In order to banish insecurities from your relationship, you need to start pursuing your own hobbies and goals. Make plans with your friends and be social outside of spending time with your spouse. This will give you your own little corner of the world to focus on.

4. Work on Your Marital Friendship

When we first got married, I was terribly insecure. I worried that my husband loved me, but didn’t like me. After all, we were lovers first and friends second… or maybe even third or fourth?

As we grew in our marriage, we learned that these two qualities needed to go hand in hand if we wanted our relationship to be successful.

The Journal of Happiness Studies shows that marital satisfaction is higher when partners are best friends. Best friends spend time together outside of doing romantic things.
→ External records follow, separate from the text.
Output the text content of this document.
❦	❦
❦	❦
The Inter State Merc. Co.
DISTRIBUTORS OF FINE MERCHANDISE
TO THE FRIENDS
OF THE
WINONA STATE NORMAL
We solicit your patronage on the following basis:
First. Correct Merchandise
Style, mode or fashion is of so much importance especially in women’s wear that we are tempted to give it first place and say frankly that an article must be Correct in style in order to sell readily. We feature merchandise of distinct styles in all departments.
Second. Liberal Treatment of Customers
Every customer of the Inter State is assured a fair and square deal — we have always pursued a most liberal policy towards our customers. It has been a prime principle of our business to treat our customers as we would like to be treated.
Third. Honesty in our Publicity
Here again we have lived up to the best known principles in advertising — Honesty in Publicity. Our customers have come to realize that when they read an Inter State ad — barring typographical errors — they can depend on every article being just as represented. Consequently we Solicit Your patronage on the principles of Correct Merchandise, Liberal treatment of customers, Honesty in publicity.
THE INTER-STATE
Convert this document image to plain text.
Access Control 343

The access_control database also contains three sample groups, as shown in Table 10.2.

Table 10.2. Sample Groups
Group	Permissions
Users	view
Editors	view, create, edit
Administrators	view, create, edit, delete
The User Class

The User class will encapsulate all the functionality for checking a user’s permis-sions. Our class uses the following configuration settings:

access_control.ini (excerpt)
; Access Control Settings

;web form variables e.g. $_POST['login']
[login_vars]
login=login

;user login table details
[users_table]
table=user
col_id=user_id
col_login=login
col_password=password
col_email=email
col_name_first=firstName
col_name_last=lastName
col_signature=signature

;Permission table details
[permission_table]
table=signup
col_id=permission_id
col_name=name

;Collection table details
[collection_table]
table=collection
They also care about the other's hobbies and interests.

5. Boost Your Self-Esteem

Over the years, my husband reassured me time and again (tirelessly so, I'm sure) that I was pretty enough, fun enough, and exactly what he was looking for in a relationship. After all, he married me!

But no matter what he said, I just couldn't believe his words. My self-esteem was so low that I began to realize that the only person who could make me feel better was me.

Bump up your self esteem with anything that makes you feel great about yourself. Dress up, exercise and work up a sweat, eat pizza, eat healthy - do anything and everything that make you feel like you're living your best life.

6. Regularly Make Time for One Another

If my husband went weeks without spending quality time together, I began to feel insecure. This is a natural way to feel when the person who vowed to love you forever and ever suddenly can’t be bothered to carve out an hour to spend time with you.

My husband and I realized that we needed to regularly set aside time to spend together. Having a regular date night became our saving grace – especially as a young couple who both work full-time and raise two children.

Research proves that couples who have a regular date night experience higher levels of sexual fulfillment, better communication skills, and are more likely to stay together than those who don't make quality time a priority in their marriage.

7. Accept What You Cannot Change

One of the most cathartic phrases I ever heard was "Whatever will be, will be."

It made me realize that my relationship was either going to work or it wasn't. My husband was either going to be honest, faithful, and loving - or he wasn't! And aside from being an excellent communicator and spending quality time together regularly, there isn't anything I can do to change how he behaves.

Learning to accept the things I can't change took the stress out of my life in the biggest way possible.

8. Learn How to Resolve Arguments Fairly

When you marry your spouse, you become partners in life. From that moment on, you need to learn how to think and act as teammates. This means when you argue, you tackle the issue at hand instead of using disagreements as an excuse to say rude or hurtful things.

Relationship insecurity can crop up easily when you are arguing with your spouse. Combat this by use calm tones, “I feel” statements, and strive to have empathy and see things from your partner’s perspective when you are having a disagreement.

9. Let the Past Go

My first serious relationship lasted for three years. We were ridiculously happy until we weren't anymore. When I was with him, I wasn't an insecure person. It was only after giving my trust, heart, and soul to my ex and then being cheated on that I became a paranoid mess.

My husband is not my ex. He has never mistreated me or given me a reason to distrust him, so why was I acting like a caged wild animal when he would make the slightest move?

In order to quell my relationship insecurity, I had to learn to let go of the baggage I had been carrying around from past relationships.

10. Trust Your Gut

In order to be able to trust your gut, you have to learn train it right from wrong. There are times to be suspicious or worried about your relationship and there are times to just relax and be happy. It's a heck of a concept, isn't it?